US commanders in Iraq are reading for a widespread summer offensive orchestrated by Iran, and consisting of an alliance among al Qaeda and Sunni insurgents, and Shi’ite militias. Iran’s goal, according to the Guardian, is for the uprising to “trigger a political mutiny in Washington and a US retreat.”

We expect that al-Qaida and Iran will both attempt to increase the propaganda and increase the violence prior to Petraeus’s report in September [when the US commander General David Petraeus will report to Congress on President George Bush’s controversial, six-month security “surge” of 30,000 troop reinforcements],” a US official tells the paper.

Simultaneously in Afghanistan, Iran is backing Taliban military attacks on American, British and other NATO forces, according to the report.

Tehran’s strategy to discredit the US surge and foment a decisive congressional revolt against Mr Bush is national in scope and not confined to the Shia south, its traditional sphere of influence, the senior official in Baghdad said.
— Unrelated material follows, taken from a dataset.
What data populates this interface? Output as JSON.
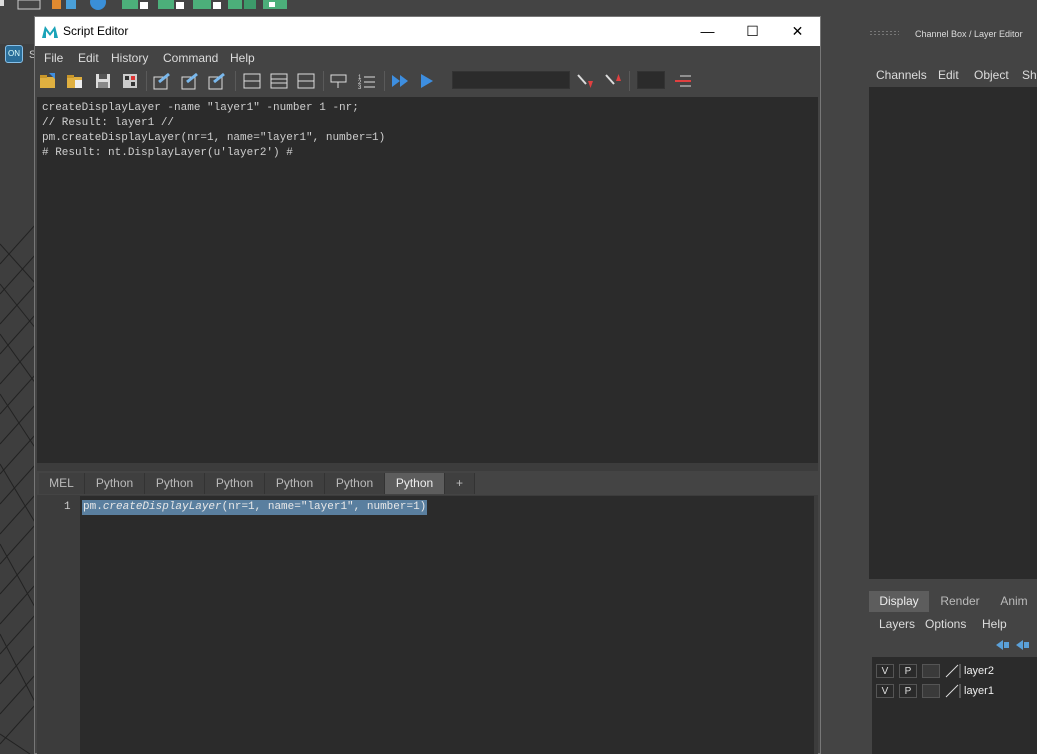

It included stepped-up coordination with Shia militias such as Moqtada al-Sadr’s Jaish al-Mahdi as well as Syrian-backed Sunni Arab groups and al-Qaida in Mesopotamia, he added. Iran was also expanding contacts across the board with paramilitary forces and political groups, including Kurdish parties such as the PUK, a US ally.”

Bloggers and other commentators seeking an American withdrawal or defeat in Iraq have been attacking the Guardian as a “US mouthpiece” and alleging that the deputy editor is a spy.